Very often we are hesitant to get rid of something because we paid good money for it, whether or not we use the item. It’s as if keeping the item justifies the purchase or will somehow get our money back. A good example of this is a story a friend told me. She was helping her cousin clean out her kitchen when they came across a hot dog cooker in a dusty box. It was obvious the cooker had not been used in years, if ever at all. When my friend suggested to her cousin to discard the cooker, the response was “Oh no, I can’t get rid of that, it was a bargain, I got it on sale for $5.” Not to get too philosophical, but how much is something you never use really worth? My friend’s cousin would feel she had wasted that $5 if she tossed the hot dog cooker. But how much is she wasting by keeping the cooker? How much is that space worth?
Some of my clients tell me they want to keep certain items because they like having them. When I hear that, I have to dig deeper. What is the underlying reason for keeping that particular object? What feeling does having the item give the person? How would they feel if they gave up the item?
In many cases, our items hold sentimental value.
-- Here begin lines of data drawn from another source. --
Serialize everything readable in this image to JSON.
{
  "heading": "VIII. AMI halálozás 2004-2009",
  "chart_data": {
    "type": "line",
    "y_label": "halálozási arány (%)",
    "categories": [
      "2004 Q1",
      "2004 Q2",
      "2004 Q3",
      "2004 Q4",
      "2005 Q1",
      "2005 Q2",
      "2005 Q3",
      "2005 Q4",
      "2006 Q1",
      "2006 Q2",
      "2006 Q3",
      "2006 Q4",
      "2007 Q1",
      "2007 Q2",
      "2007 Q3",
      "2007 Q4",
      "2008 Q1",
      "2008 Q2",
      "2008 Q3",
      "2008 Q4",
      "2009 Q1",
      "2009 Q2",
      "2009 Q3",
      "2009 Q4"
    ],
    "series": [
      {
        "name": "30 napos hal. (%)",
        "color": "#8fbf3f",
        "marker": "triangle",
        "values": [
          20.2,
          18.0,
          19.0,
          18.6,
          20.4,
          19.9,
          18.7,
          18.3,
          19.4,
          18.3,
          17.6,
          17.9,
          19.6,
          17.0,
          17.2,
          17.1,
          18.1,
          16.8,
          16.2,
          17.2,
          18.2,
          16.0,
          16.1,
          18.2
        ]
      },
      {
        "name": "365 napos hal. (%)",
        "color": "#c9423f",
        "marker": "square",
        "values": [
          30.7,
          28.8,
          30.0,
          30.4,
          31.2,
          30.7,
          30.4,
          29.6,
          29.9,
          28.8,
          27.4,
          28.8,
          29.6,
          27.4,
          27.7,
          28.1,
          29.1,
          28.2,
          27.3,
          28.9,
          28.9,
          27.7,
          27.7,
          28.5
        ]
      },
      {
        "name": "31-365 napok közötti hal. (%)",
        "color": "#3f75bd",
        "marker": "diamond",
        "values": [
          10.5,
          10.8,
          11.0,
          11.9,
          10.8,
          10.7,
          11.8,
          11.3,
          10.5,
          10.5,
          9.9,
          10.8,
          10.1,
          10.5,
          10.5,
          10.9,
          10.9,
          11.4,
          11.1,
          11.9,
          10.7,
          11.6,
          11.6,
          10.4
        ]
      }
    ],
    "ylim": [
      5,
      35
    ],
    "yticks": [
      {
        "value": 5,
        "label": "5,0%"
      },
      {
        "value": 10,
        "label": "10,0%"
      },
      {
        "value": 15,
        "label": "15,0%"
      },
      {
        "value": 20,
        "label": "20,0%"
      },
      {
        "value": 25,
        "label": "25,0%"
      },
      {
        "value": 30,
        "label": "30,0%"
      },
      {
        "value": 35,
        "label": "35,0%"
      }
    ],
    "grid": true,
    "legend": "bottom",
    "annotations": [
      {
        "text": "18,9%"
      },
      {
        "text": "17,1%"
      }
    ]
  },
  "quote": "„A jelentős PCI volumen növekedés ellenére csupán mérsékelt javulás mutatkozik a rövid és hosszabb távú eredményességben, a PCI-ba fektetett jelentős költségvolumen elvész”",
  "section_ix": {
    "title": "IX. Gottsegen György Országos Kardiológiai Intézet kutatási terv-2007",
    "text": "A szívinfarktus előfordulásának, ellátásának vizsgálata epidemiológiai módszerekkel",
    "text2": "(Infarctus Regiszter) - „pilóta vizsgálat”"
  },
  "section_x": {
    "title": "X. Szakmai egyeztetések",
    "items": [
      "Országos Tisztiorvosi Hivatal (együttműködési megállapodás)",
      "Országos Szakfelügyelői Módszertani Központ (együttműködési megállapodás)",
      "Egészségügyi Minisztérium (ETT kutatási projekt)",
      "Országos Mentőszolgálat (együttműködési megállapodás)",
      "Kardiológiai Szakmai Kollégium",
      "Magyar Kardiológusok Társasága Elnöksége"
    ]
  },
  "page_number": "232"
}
They bring back memories of good times, or friends and family. We feel giving up the item would mean giving up the memory. Or we feel the person that gifted us the item would be upset if we gave it away. People hold on to things to make them feel happy. Or successful. Or safe. Someone may be financially stable now, but will hold on to excess just in case the situation changes in the future. “If times get tough, at least I’ll have these to use to get by.”
All of these reasons speak to how we think about our stuff. If we change our thinking, we will have a different perspective and it becomes easier to let go of things we really don’t need or no longer want.